Noah startete den Motor und fuhr zurück auf die Straße. „Anstrengend, aber es hat mich ein wenig abgelenkt, das habe ich gebraucht", antwortete er zögernd. Den restlichen Weg schwiegen wir. Ich wusste nichts, was ich darauf antworten sollte. „Deine Mutter wird heute aber nicht hereinplatzen und mich rauswerfen oder?", scherzte ich und Noah lachte. Er schloss die Tür auf und ich folgte ihm in den Flur. „Nein, sie arbeitetet bis 21 Uhr."

Ich streifte meine Schuhe ab und lief mit ihm in sein Zimmer. Etwas verblüfft blieb ich stehen und sah mich um. Sein zuvor noch relativ ordentliches Zimmer war ein wüstes Durcheinander von Zeitungsartikeln, Fotos und Notizzetteln. Als ich einen Schritt nach vorne machte, wäre ich beinahe auf ein Foto getreten. Schnell sprang ich zur Seite und hob es auf. Es war Rose. Natürlich war es Rose. Sie saß auf einer Schaukel, den Kopf gegen die Kette gelehnt und lächelte in die Kamera. Ich drehte es um und sah auf das Datum. Es war gerade mal einen Monat her. Überall lagen weitre Bilder von ihr verstreut. „Was ist das hier?", fragte ich skeptisch und tänzelte um das Chaos herum zu Noahs Schreibtisch. „Ach das..."
Noah kratzte sich am Kopf und fing plötzlich hastig an alles zusammenzufegen. „Das ist nur mein verzweifelter Versuch herauszufinden wo sich meine Freundin befindet."

Ich begann ihm zu helfen. „Wie?"
Er hielt inne und sah mich an. Sein Blick brachte mich fast zum Weinen. Seine braunen Augen wirkten glasig und er biss sich auf die Unterlippe, als müsste er sich selbst daran hindern nicht in Tränen auszubrechen. „Ich habe keine Ahnung. Ich habe die letzten Orte, an denen wir waren verglichen.

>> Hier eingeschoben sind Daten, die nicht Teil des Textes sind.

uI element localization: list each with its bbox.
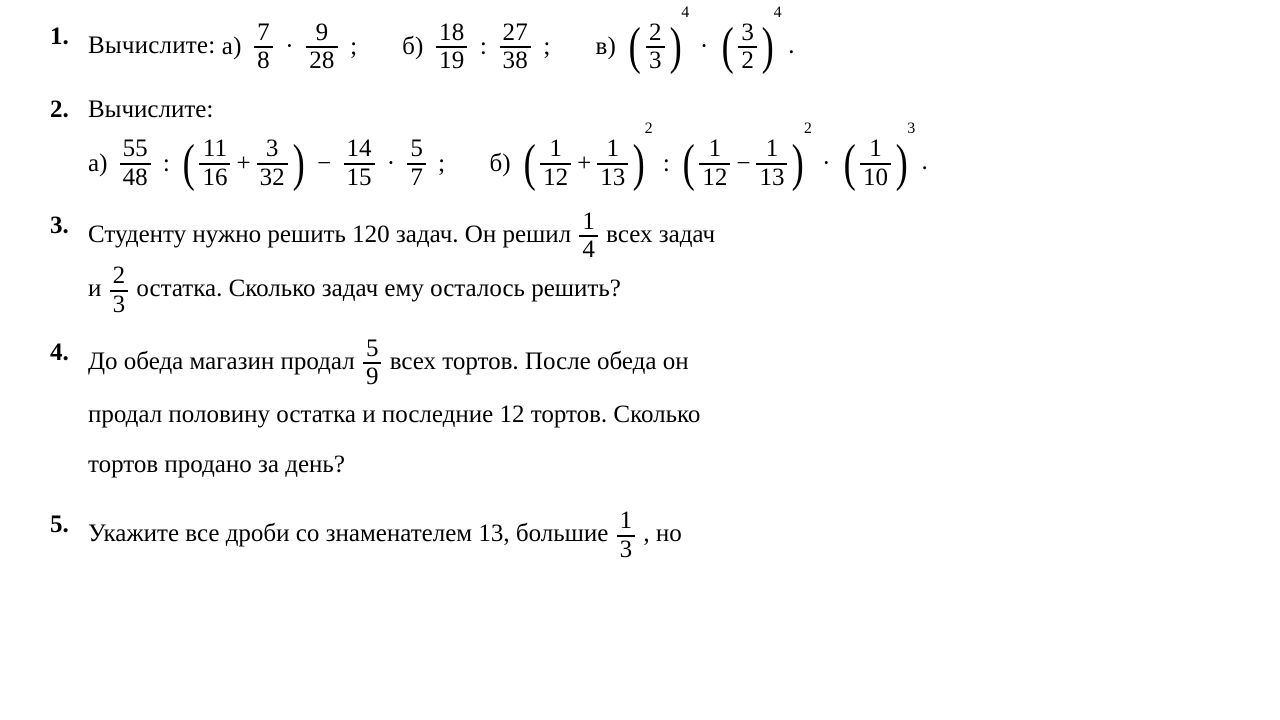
fraction: 110 [860,136,891,191]
operator-dot: · [387,147,395,181]
fraction: 23 [110,263,129,318]
fraction: 14 [579,209,598,264]
text: остатка. Сколько задач ему осталось реши… [136,275,620,302]
problem-body: Укажите все дроби со знаменателем 13, бо… [88,508,1240,563]
fraction: 1116 [199,136,230,191]
problem-5: 5. Укажите все дроби со знаменателем 13,… [50,508,1240,563]
open-paren-icon: ( [629,26,641,68]
exponent: 4 [681,4,689,21]
text: До обеда магазин продал [88,348,361,375]
problem-2: 2. Вычислите: а) 5548 : ( 1116 + 332 ) −… [50,93,1240,191]
operator-dot: · [822,147,830,181]
open-paren-icon: ( [843,143,855,185]
open-paren-icon: ( [523,143,535,185]
close-paren-icon: ) [669,26,681,68]
open-paren-icon: ( [683,143,695,185]
close-paren-icon: ) [792,143,804,185]
close-paren-icon: ) [633,143,645,185]
operator-div: : [480,30,487,64]
problem-4: 4. До обеда магазин продал 59 всех торто… [50,336,1240,491]
tail: ; [543,30,550,64]
fraction: 113 [597,136,628,191]
fraction: 332 [257,136,288,191]
exponent: 3 [907,120,915,137]
part-c-label: в) [595,30,616,64]
text: Студенту нужно решить 120 задач. Он реши… [88,221,577,248]
lead-text: Вычислите: [88,96,213,123]
paren-group: ( 110 ) [841,136,911,191]
paren-group: ( 1116 + 332 ) [180,136,307,191]
problem-body: До обеда магазин продал 59 всех тортов. … [88,336,1240,491]
operator-minus: − [736,147,750,181]
text: , но [643,520,681,547]
text: всех тортов. После обеда он [390,348,689,375]
math-worksheet: 1. Вычислите: а) 78 · 928 ; б) 1819 : 27… [0,0,1280,573]
problem-number: 4. [50,336,88,370]
part-a-label: а) [88,147,107,181]
operator-plus: + [577,147,591,181]
fraction: 112 [699,136,730,191]
fraction: 112 [540,136,571,191]
tail: . [788,32,794,59]
tail: ; [438,147,445,181]
tail: . [922,148,928,175]
problem-body: Вычислите: а) 78 · 928 ; б) 1819 : 2738 … [88,20,1240,75]
paren-group: ( 112 + 113 ) [521,136,648,191]
fraction: 113 [756,136,787,191]
text: всех задач [606,221,715,248]
operator-plus: + [236,147,250,181]
problem-2-expressions: а) 5548 : ( 1116 + 332 ) − 1415 · 57 ; б… [88,136,1240,191]
fraction: 32 [738,20,757,75]
fraction: 57 [407,136,426,191]
fraction: 1819 [436,20,467,75]
problem-body: Студенту нужно решить 120 задач. Он реши… [88,209,1240,318]
lead-text: Вычислите: [88,32,215,59]
tail: ; [350,30,357,64]
exponent: 2 [645,120,653,137]
fraction: 23 [646,20,665,75]
open-paren-icon: ( [721,26,733,68]
part-b-label: б) [402,30,423,64]
paren-group: ( 112 − 113 ) [680,136,807,191]
fraction: 78 [254,20,273,75]
problem-number: 2. [50,93,88,127]
fraction: 1415 [344,136,375,191]
operator-minus: − [317,147,331,181]
problem-number: 1. [50,20,88,54]
problem-1: 1. Вычислите: а) 78 · 928 ; б) 1819 : 27… [50,20,1240,75]
operator-dot: · [700,30,709,64]
text: тортов продано за день? [88,451,345,478]
fraction: 2738 [500,20,531,75]
fraction: 5548 [120,136,151,191]
close-paren-icon: ) [762,26,774,68]
text: и [88,275,108,302]
exponent: 2 [804,120,812,137]
exponent: 4 [774,4,782,21]
problem-3: 3. Студенту нужно решить 120 задач. Он р… [50,209,1240,318]
problem-number: 3. [50,209,88,243]
text: продал половину остатка и последние 12 т… [88,401,700,428]
fraction: 59 [363,336,382,391]
operator-div: : [663,147,670,181]
operator-div: : [163,147,170,181]
part-b-label: б) [490,147,511,181]
operator-dot: · [285,30,294,64]
problem-body: Вычислите: а) 5548 : ( 1116 + 332 ) − 14… [88,93,1240,191]
close-paren-icon: ) [292,143,304,185]
paren-group: ( 32 ) [719,20,777,75]
open-paren-icon: ( [183,143,195,185]
paren-group: ( 23 ) [626,20,684,75]
part-a-label: а) [222,30,242,64]
close-paren-icon: ) [896,143,908,185]
text: Укажите все дроби со знаменателем 13, бо… [88,520,615,547]
fraction: 13 [617,508,636,563]
problem-number: 5. [50,508,88,542]
fraction: 928 [306,20,337,75]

Ihre Freunde, ihre Feinde, ihre Träume mit ihren Ängsten."
Langsam ließ er sich auf den Boden sinken, die Hände in seinem Schoß. „Ich suche nach irgendetwas, dass mir einen Grund nennt oder ein Hinweis, wo sie sein könnte, was ihr passiert ist."

Ich kniete mich neben ihn und nahm ihn in den Arm. „Iva", flüsterte Noah leise gegen meine Schulter. „Hm?"
„Ich glaube nicht, dass sie wiederkommen wird."

Nun setzte ich mich neben ihn auf den Boden und drückte seinen Kopf noch fester an meine Schulter. Während ich mir auf die Unterlippe biss, starrte ich die Wand an, versuchte meine nächsten Worte weise zu wählen, aber ich besaß keine Weisheit, und mir fielen absolut keine tröstenden Worte ein.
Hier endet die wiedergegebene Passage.